Darius Irani, insinyur lain dari Amazon, menambahkan bahwa data penggunaan air dan listrik harus dipublikasikan secara terbuka. “Kita tidak bisa mengandalkan swasta untuk mengatur dirinya sendiri. Seattle harus menetapkan syaratnya—agar pembangunan pusat data benar-benar membawa kita ke masa depan yang kita inginkan, bukan yang dipaksakan oleh kepentingan korporat.”
Kekhawatiran tidak hanya datang dari karyawan teknologi. Warga biasa mengungkapkan dampak nyata: tagihan listrik yang membengkak, hilangnya rumah tinggal karena lahan dialihfungsikan, dan meningkatnya jumlah tunawisma sejak 2024. Seorang mantan karyawan Amazon yang meminta anonimitas mengatakan, “Perusahaan berlari kencang tanpa mendengar suara siapa pun. Ini kesempatan emas untuk berhenti sejenak dan bertanya: jika teknologi ini akan menjadi bagian dari hidup kita, bagaimana kita membuatnya menguntungkan rakyat, bukan hanya miliarder tech?”

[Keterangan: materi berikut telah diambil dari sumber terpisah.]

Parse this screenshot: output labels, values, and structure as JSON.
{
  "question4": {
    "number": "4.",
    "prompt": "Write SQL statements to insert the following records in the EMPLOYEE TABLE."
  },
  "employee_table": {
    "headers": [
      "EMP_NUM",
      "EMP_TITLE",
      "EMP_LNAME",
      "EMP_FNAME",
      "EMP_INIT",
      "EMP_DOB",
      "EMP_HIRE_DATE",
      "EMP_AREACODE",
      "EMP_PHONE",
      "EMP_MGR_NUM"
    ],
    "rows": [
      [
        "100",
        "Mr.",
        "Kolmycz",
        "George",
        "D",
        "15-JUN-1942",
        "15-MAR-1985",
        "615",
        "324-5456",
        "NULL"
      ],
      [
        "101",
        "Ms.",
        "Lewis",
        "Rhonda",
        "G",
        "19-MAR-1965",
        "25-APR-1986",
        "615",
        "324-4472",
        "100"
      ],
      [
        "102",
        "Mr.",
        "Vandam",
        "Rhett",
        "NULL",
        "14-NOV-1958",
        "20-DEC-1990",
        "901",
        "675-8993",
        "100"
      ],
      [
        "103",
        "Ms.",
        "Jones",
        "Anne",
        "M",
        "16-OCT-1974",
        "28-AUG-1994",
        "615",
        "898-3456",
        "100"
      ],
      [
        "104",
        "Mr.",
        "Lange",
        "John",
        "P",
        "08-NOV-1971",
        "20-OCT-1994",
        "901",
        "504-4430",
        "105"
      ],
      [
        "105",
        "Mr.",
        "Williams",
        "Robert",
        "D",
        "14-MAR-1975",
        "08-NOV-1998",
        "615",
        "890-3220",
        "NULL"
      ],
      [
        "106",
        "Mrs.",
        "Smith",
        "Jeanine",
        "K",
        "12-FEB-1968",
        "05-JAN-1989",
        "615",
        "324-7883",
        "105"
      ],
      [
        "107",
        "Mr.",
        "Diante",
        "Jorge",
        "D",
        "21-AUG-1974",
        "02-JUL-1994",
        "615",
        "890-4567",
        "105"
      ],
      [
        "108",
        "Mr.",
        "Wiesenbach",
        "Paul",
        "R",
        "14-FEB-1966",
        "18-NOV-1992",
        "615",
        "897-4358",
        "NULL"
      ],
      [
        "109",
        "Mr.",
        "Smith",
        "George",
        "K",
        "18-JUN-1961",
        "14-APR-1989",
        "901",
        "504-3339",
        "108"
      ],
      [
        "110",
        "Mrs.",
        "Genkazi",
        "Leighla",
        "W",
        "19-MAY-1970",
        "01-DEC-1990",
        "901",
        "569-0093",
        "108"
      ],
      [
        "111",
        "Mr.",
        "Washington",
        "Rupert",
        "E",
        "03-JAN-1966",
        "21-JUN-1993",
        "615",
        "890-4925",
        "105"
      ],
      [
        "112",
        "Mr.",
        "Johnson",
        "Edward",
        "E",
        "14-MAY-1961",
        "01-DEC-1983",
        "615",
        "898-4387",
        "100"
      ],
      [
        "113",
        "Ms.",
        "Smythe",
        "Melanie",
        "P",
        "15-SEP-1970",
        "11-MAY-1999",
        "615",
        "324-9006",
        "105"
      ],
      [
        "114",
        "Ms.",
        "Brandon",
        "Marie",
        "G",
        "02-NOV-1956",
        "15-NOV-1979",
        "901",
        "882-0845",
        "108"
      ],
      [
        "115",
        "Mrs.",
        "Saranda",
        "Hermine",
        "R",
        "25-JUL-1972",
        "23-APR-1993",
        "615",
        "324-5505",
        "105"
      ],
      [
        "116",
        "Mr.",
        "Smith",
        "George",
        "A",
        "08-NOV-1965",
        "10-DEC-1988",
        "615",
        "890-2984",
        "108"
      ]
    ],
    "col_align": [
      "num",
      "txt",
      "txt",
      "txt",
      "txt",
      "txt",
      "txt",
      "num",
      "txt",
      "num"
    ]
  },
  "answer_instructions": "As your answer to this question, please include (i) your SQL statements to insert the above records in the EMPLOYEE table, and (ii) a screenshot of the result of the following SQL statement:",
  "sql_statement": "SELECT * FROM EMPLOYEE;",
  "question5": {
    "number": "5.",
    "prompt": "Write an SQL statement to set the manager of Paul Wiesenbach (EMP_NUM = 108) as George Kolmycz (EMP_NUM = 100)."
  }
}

Meski ada kekhawatiran bahwa proyek yang sudah mengajukan dokumen sebelum moratorium diberlakukan bisa tetap berjalan, para pendukung menunjukkan bahwa protes serupa telah berhasil membatalkan atau mengecilkan proyek pusat data di New York, Utah, dan tempat lain. Bahkan, legislatif New York baru saja menyetujui moratorium serupa yang kini menunggu tanda tangan gubernur.
Schloesser menekankan: “Amazon menghabiskan $200 miliar tahun ini untuk infrastruktur AI, sementara mereka mem-PHK 30.000 karyawan dalam delapan bulan terakhir. Kebutuhan mendesak mereka justru memberi kita kekuatan tawar.”
Dengan suara yang terus mengalir dari berbagai lapisan masyarakat—dari insinyur hingga warga biasa—Seattle berada di persimpangan: apakah kota ini akan menjadi pusat inovasi yang mengorbankan keberlanjutan, atau menjadi pelopor dalam menuntut teknologi yang bertanggung jawab? Jawabannya akan ditentukan dalam suara dewan kota pada 9 Juni.